Muchos lo criticaron por “idealista”, como si eso fuera pecado. Pero Francisco no era ingenuo, era valiente. Sabía que sus llamados a la justicia social incomodaban a muchos en las cúpulas de poder, tanto eclesiásticas como políticas. Sin embargo, nunca dio marcha atrás. “Quiero una Iglesia pobre para los pobres”, dijo al iniciar su pontificado. Y no era una frase para los titulares: era su hoja de ruta.

En tiempos donde la migración se convirtió en moneda electoral, el Papa Francisco insistía en recordar lo esencial: los migrantes no son cifras, son personas. Los visitó en las fronteras de Europa, lloró con ellos, oró con ellos, los abrazó. Nunca usó una cruz de oro; la suya era de hierro, sencilla, como el corazón que la portaba.

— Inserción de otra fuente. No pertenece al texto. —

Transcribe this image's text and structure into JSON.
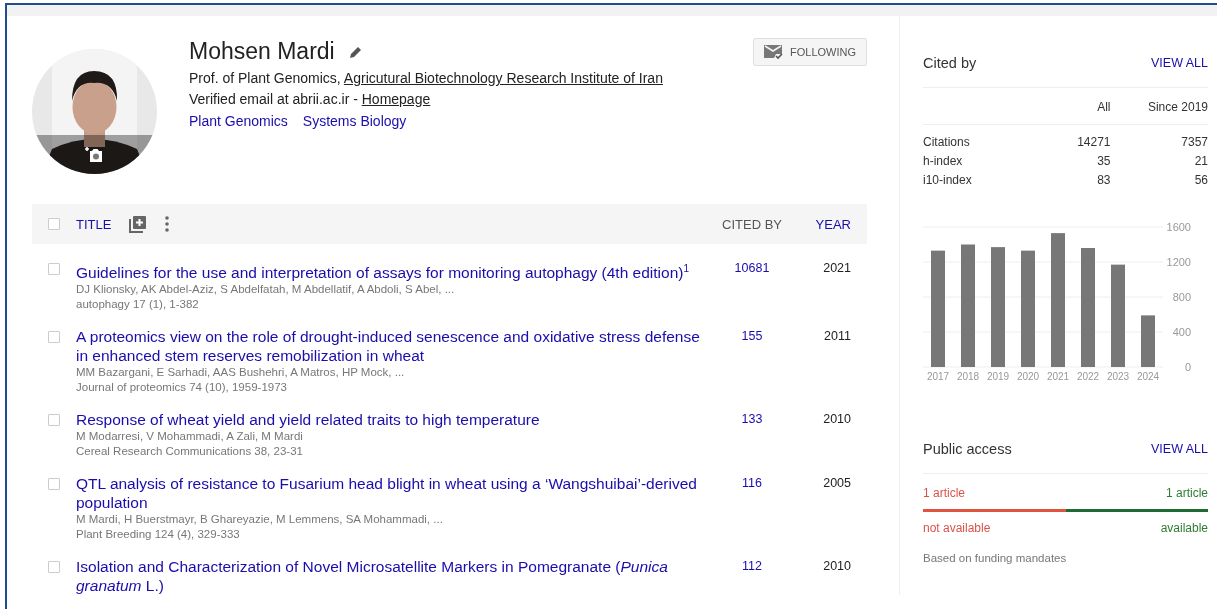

No fue un teólogo de escritorio. Fue un pastor que olía a oveja. Supo enfrentarse al clericalismo con una sonrisa y un gesto firme. Habló de ecología cuando el mundo prefería mirar al petróleo, habló de inclusión cuando otros aún discutían si las puertas de la Iglesia debían estar abiertas. Fue reformador no porque cambiara leyes, sino porque cambió la conversación.

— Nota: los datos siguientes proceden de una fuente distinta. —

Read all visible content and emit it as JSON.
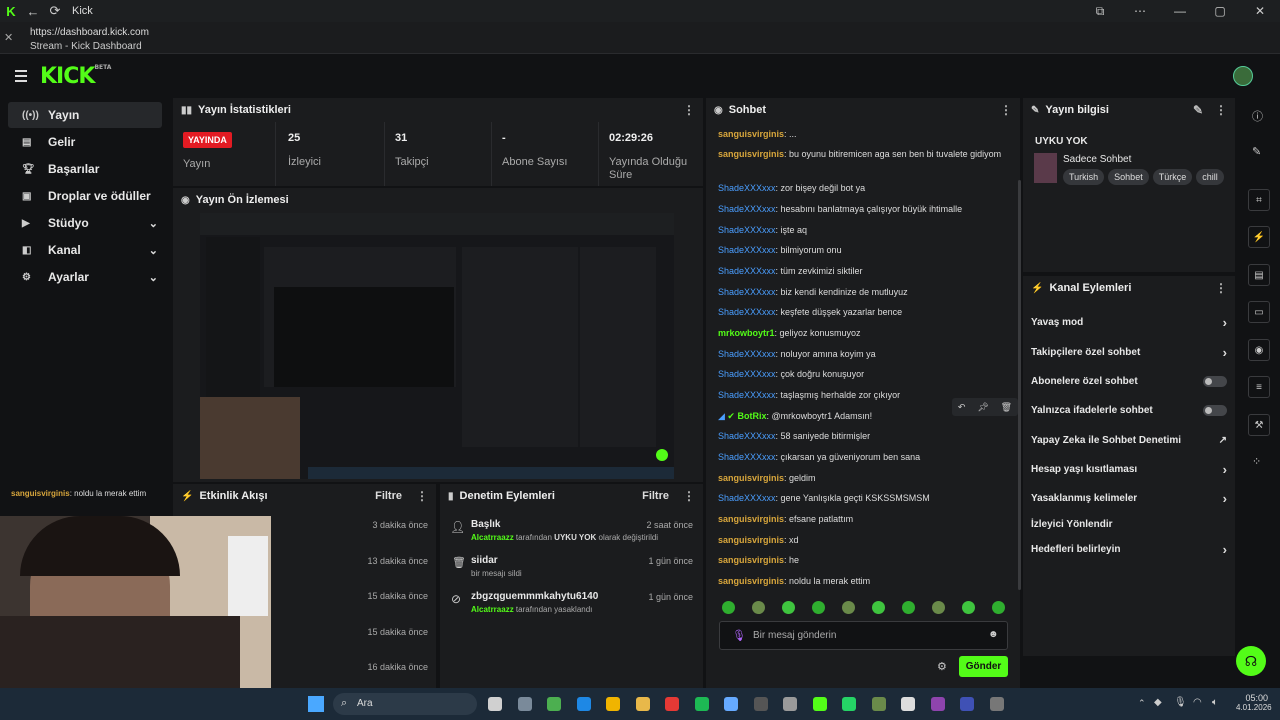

Y entre todas sus aficiones —el cine italiano, la literatura rusa, la cocina porteña— hay una que siempre lo delató como el más humano de los líderes: el fútbol. Fan acérrimo del equipo San Lorenzo, seguía los resultados con la emoción de un niño. Para Francisco, el fútbol era una metáfora del Evangelio: todos juntos, diferentes, pero con un solo objetivo. “Lo importante no es meter goles, sino jugar en equipo”, decía.

El balón lo extrañará. La pelota, esa esfera rebelde que tantas veces desafía la gravedad, ha perdido a uno de sus poetas silenciosos. No se sabe si en el Vaticano habrá canchas, pero estoy seguro de que Francisco supo lo que es gritar un gol desde el alma.

Su legado es más que palabras. Está en los corazones de quienes alguna vez se sintieron excluidos. Está en cada migrante al que se le extendió la mano, en cada comunidad indígena que se sintió escuchada, en cada creyente que volvió a mirar a la Iglesia con esperanza y no con miedo.

El Papa Francisco nos recordó que la fe sin amor es un cascarón vacío. Que la Iglesia, si no camina con el pueblo, se convierte en museo. Que el Evangelio no es para adornar discursos, sino para incomodar a los cómodos y consolar a los que duelen.

Francisco será recordado como el Papa de los gestos pequeños, de las palabras enormes, del corazón abierto. No hizo milagros, pero hizo lo más difícil: cambiar el alma de una institución milenaria con solo mirar a los ojos de los pobres y decirles: “ustedes son el centro”. Y en tiempos donde el cinismo dentro de la política y en todos los medios cotiza alto, eso es ya un milagro.